What I’ve noticed through writing and with painting, is that while I reveal some things, I conceal others. I’ve also noticed how as a reader or as a viewer of art, my mind seems to supply what is “missing.”
This is interesting to me. Especially noticeable when I complete a painting, I see how my mind’s eye supplies what it assumes is there. Like say I don’t get the ear just right, my mind adjusts what I see to fit with what I have seen or seem to know of how an ear should look. Does that make sense?
With writing, while you give plenty of details in describing person, place, circumstance, you also don’t want to have to spoonfeed your reader. You want to trust that you’ve lead them far enough down the path that they can then fill in that which you, as the writer, haven’t directly stated.
Does this holding back make for more interesting writing and art? The secrets that underlie our protagonist’s behavior–the intrigue–do they ever have to be fully revealed and disclosed to your reader or viewer? Maybe yes, maybe no.
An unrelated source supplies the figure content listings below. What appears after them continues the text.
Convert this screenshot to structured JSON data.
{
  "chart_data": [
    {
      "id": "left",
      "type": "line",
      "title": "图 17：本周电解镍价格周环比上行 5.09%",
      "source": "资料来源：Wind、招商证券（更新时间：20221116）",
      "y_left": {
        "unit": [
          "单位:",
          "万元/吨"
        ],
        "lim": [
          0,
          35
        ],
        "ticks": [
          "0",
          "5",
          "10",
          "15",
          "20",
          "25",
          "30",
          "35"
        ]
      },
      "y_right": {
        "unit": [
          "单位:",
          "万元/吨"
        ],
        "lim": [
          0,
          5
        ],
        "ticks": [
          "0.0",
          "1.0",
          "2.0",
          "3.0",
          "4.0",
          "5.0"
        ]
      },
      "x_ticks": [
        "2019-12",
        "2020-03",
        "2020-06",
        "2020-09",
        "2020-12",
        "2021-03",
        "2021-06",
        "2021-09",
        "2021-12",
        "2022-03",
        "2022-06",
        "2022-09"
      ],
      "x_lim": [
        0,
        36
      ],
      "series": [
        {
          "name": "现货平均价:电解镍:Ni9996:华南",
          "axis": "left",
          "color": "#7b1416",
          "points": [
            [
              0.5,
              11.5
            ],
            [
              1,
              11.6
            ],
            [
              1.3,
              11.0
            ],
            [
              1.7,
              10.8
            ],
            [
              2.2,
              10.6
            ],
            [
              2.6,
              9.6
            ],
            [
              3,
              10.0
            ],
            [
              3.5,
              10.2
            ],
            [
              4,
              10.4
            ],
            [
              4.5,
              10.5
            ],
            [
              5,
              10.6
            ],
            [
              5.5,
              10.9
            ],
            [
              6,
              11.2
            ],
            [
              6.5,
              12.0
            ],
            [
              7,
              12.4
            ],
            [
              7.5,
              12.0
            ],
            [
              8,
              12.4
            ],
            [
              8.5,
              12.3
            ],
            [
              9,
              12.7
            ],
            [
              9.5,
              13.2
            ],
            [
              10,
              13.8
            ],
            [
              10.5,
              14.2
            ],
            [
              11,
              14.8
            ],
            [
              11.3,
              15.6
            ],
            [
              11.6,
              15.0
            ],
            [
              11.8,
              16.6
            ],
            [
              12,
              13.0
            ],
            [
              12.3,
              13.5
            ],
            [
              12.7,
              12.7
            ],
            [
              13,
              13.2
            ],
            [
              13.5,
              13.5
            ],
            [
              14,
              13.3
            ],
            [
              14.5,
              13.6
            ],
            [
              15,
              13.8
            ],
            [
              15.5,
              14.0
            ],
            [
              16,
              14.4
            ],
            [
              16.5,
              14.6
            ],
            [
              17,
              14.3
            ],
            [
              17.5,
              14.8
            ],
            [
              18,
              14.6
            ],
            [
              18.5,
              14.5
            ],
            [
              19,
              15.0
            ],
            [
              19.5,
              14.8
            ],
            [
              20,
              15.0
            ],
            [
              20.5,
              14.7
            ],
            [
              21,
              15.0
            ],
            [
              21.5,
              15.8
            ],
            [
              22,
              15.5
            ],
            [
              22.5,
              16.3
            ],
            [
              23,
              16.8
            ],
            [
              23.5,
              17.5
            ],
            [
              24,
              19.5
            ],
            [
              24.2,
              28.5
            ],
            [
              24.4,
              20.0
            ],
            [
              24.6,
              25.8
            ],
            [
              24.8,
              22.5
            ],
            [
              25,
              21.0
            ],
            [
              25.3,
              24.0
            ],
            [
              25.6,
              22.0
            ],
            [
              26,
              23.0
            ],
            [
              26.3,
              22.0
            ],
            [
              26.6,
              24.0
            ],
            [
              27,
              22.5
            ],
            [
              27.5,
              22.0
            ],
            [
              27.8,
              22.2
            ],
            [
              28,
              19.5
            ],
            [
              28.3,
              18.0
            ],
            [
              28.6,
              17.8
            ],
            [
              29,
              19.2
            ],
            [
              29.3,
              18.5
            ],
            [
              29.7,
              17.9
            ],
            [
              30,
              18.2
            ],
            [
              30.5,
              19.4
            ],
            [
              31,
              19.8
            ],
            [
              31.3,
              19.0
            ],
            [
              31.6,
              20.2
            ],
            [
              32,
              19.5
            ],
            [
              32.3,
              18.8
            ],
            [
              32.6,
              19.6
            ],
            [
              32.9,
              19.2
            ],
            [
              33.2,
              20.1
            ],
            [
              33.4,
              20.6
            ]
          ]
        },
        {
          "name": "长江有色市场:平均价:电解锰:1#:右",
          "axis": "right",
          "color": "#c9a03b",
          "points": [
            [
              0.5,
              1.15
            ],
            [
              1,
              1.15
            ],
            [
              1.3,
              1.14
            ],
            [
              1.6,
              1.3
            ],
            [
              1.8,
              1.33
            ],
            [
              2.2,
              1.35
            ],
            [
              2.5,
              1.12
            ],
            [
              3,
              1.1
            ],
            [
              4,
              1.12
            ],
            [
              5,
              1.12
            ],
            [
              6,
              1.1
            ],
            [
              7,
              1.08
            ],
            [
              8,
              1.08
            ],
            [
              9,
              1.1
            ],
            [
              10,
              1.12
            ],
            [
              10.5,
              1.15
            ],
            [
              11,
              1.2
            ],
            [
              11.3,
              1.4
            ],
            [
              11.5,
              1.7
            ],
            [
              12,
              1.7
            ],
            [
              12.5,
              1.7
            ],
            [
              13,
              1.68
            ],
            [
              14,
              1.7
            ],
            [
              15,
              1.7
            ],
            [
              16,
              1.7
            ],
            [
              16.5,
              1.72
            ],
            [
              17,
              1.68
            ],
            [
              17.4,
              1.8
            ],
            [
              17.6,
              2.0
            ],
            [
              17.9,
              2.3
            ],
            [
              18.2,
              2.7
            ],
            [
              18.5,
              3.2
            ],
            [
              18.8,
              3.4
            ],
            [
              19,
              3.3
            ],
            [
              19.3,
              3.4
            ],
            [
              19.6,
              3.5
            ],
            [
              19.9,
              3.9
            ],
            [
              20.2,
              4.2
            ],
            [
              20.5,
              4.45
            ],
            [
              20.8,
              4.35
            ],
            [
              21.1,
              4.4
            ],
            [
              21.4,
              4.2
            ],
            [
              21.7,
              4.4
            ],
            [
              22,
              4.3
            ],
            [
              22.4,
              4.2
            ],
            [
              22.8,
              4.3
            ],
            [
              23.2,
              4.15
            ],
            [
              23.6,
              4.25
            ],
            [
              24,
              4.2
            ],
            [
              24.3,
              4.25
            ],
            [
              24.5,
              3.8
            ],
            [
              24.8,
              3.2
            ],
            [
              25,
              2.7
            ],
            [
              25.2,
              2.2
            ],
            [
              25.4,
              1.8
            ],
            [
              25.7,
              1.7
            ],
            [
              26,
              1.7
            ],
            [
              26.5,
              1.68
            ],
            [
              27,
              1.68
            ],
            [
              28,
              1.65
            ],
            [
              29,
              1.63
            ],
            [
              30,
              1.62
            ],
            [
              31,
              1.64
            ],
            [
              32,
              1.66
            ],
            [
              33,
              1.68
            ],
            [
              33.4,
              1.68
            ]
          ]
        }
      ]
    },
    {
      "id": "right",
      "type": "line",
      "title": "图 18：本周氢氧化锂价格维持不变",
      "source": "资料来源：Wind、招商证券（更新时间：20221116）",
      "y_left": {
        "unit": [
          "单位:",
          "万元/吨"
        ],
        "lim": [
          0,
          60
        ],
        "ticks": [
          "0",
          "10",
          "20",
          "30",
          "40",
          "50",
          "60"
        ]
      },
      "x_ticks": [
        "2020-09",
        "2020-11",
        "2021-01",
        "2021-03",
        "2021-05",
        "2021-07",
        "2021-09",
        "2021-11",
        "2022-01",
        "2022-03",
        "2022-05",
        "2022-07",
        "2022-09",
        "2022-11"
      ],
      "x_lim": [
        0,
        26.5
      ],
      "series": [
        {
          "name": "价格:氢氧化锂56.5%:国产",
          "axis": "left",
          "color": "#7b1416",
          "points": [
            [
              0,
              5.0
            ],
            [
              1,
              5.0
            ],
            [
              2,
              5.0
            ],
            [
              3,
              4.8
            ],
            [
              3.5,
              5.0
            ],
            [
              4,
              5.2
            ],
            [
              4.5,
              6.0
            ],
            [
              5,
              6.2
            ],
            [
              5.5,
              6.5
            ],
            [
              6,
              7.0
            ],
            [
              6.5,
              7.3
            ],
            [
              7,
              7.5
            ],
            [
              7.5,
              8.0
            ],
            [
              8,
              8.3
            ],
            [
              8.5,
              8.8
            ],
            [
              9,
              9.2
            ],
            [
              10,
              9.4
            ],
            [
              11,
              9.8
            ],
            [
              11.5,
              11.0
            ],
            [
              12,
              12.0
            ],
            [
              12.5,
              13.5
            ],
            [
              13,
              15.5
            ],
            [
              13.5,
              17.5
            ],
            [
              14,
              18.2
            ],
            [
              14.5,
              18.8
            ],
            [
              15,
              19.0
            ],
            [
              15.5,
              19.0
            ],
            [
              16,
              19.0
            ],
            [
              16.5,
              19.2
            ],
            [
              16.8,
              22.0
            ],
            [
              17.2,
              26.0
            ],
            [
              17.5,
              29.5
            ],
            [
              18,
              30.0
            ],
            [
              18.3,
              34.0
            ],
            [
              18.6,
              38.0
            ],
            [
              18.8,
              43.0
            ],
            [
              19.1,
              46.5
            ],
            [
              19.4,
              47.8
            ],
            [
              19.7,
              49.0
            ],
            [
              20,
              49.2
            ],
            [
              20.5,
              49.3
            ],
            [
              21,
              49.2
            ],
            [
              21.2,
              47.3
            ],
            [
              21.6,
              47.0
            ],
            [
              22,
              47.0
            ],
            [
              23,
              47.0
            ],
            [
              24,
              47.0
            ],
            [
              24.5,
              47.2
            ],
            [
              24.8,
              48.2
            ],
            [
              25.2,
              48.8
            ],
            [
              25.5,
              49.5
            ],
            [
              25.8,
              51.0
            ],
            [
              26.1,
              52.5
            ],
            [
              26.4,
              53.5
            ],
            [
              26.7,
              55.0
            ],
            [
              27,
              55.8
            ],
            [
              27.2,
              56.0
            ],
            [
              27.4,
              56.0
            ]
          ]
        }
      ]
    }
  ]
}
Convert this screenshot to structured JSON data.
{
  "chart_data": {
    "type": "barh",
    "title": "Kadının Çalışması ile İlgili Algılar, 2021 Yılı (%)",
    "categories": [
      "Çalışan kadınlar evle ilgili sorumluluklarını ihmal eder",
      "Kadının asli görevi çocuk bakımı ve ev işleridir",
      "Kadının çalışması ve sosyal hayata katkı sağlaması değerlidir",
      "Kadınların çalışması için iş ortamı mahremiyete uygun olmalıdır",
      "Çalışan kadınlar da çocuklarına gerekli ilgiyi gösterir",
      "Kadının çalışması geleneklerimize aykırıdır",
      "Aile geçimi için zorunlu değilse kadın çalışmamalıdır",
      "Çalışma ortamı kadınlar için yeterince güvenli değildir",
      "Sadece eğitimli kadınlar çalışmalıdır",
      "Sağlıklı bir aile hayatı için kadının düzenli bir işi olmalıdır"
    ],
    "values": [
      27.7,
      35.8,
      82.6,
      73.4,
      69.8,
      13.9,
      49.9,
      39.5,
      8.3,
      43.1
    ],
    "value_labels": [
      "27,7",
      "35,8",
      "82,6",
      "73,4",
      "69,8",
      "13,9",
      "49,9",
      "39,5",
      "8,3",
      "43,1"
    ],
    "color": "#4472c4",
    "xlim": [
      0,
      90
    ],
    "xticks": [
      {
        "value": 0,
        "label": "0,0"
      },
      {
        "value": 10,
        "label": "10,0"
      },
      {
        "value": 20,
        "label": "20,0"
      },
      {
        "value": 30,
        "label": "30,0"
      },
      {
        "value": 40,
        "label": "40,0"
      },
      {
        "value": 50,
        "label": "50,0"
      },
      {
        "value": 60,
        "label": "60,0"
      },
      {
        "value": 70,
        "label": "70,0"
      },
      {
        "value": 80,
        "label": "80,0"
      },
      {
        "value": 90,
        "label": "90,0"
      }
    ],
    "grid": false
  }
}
Think of some films that you’ve seen or books that you’ve read. In the film, Cast Away, what is the significance of Tom Hanks meeting the woman at the crossroads? Are we supposed to just get it? Are we going to be left with the question? Don’t filmmakers who are planning future sequels leave us with unanswered questions? In writing a novel, doesn’t the writer end each chapter with an intrigue of some sort, thereby building suspense and forward impetus?
I’m thinking that we can supply enough to satisfy our readers or viewers and then leave something to the imagination. We then maintain an aura of enough mystery to let our reader conjecture.
The critique has been that with films especially, we take away the imagination of the viewer. We want to encourage that imagination, don’t we? How many Hollywood films do you recall that tie up all the loose ends by the conclusion of the film? I frequently appreciate a foreign film that leaves me with something to ponder.